Il santuario Pelagos risulta troppo trafficato e le balenottere si spostano a Sud, in aree meno affollate. E’ una delle ipotesi emerse da una recente indagine (Arcangeli et al. 2009) condotta dall’ISPRA, l’Istituto superiore per la protezione e la ricerca ambientale, e dalle università di Pisa e Genova, in collaborazione con altre ong quali l’Accademia del Leviatano, onlus che si occupa dello studio e della conservazione dei mammiferi marini, e il Crab, Centro ricerche ambientali e biologiche.

La balenottera comune è l’unico misticete (balena priva di denti ma dotata di fanoni) che si osserva regolarmente nel Mediterraneo. La sua presenza è particolarmente abbondante durante il periodo estivo nel Mediterraneo nord-occidentale. Secondo un altro studio recente (Aissi et al. 2008), è facile avvistarla nel santuario Pelagos in primavera-estate e nell’area attorno a Lampedusa durante fine inverno/inizio primavera; in autunno la balenottera sembra utilizzare lo stretto di Messina come corridoio di spostamento tra il Mar Tirreno centrale e l’area delle isole Pelagie. Sporadici avvistamenti della specie sono però possibili in tutto il Mediterraneo.

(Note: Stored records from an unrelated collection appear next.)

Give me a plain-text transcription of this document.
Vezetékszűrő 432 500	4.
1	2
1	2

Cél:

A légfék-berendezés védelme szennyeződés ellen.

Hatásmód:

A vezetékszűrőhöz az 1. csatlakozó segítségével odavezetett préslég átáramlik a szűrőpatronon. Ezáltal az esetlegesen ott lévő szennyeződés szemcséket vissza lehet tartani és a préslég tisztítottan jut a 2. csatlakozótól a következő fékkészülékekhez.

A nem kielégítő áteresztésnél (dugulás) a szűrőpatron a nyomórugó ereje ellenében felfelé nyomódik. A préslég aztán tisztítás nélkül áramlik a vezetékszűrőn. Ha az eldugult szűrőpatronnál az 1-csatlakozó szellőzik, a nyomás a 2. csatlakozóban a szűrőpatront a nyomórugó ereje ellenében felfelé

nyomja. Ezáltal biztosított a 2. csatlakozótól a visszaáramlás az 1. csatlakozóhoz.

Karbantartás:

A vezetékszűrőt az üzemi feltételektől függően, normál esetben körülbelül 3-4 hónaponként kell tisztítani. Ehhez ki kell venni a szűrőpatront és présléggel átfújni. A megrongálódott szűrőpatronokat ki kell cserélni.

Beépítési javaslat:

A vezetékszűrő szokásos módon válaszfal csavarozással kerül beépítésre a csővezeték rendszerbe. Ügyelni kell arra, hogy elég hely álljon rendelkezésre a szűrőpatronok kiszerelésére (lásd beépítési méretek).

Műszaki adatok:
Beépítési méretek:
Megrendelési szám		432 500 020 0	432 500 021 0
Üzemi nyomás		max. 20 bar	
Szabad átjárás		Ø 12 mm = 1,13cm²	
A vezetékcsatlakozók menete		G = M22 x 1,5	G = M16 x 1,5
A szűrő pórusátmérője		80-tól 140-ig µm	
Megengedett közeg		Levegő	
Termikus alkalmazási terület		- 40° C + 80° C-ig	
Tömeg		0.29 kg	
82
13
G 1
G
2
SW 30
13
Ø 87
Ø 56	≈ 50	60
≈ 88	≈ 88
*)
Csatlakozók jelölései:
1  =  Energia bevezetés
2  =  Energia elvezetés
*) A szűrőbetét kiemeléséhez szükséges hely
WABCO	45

Santuario Pelagos – fonte: http://www.tethys.org/sanctuary.htm#pelagosit

Il Santuario Pelagos è però una tra le più densamente popolate di imbarcazioni del Mediterraneo (Agnesi et al. 2007), a causa dei grandi porti industriali distribuiti lungo la costa ad esso adiacente e del turismo marittimo, soprattutto durante l’estate. Ed è possibile che in questo stia il senso dello spostamento della distribuzione della specie verso l’area più meridionale dello stesso, se non addirittura in aree non protette ma meno trafficate.

Lo studio è basato su due anni di monitoraggi a cadenza settimanale nel Mar Tirreno centrale e settentrionale e nel Mar Ligure, effettuati dagli autori grazie alla collaborazione con la Corsica Sardinia Ferries: solo durante l’estate 2008 sono stati compiuti un totale di 82 transetti lungo tre rotte predefinite (Civitavecchia, Lazio – Golfo Aranci, Sardegna; Livorno, Toscana – Bastia, Corsica; Savona, Liguria – Bastia, Corsica), in cui sono stati effettuati 164 avvistamenti delle specie più comuni ovvero stenella (Stenella coeruleoalba), tursiope (Tursiops truncatus) e balenottera (Balaenoptera spp.)

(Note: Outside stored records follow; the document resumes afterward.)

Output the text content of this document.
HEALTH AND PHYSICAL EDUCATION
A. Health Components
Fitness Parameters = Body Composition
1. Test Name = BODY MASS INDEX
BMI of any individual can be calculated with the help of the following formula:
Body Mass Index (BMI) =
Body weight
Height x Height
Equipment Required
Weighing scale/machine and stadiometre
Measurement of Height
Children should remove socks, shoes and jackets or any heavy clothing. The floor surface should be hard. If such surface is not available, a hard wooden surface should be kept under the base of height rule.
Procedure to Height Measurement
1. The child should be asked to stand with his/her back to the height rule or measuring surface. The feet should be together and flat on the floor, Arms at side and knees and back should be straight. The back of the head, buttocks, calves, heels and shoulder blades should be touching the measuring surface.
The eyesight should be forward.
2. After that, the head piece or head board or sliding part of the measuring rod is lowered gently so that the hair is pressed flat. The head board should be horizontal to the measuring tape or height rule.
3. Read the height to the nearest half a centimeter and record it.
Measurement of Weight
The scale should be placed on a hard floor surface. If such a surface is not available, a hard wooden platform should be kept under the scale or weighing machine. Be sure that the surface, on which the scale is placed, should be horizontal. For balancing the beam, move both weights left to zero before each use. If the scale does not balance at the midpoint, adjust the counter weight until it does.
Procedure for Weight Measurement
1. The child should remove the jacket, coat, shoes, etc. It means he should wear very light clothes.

A fronte dei dati ottenuti, gli autori invocano l’istituzione di un codice di condotta per le imbarcazioni che transitano nel Tirreno centrale, mirato a diminuirne la velocità di crociera durante la bella stagione.

Fonti

Agnesi et al. 2007. Preliminary Evaluation of Maritime Traffic in the Pelagos Sanctuary, MEDCOAST 07.

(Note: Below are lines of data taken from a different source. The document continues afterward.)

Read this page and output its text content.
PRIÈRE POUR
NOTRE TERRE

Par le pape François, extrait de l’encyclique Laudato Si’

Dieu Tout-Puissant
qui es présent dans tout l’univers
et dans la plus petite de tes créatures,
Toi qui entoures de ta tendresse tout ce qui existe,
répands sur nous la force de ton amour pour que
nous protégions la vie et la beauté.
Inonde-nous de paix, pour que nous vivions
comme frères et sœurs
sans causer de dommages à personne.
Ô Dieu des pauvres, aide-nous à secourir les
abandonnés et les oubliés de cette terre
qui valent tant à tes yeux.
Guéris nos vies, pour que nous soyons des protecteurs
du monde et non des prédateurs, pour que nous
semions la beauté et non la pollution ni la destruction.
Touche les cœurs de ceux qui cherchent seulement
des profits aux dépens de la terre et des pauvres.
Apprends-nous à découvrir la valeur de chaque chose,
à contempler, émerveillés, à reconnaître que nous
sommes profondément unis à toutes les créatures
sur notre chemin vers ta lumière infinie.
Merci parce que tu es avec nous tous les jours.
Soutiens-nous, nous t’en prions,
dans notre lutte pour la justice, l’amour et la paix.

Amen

Aissi et al. 2008. Large-scale seasonal distribution of fin whales (Balaenoptera physalus) in the central Mediterranean Sea. Journal of Marine Biological Association of the United Kingdom, 2008, 88(6), 1253-1261

Arcangeli et al. 2009. Networking cetacean monitoring, using passengers ferry as a platform of opportunity, in Italy. Proceedings of 23rd Annual Conference of the European Cetacean Society (in press).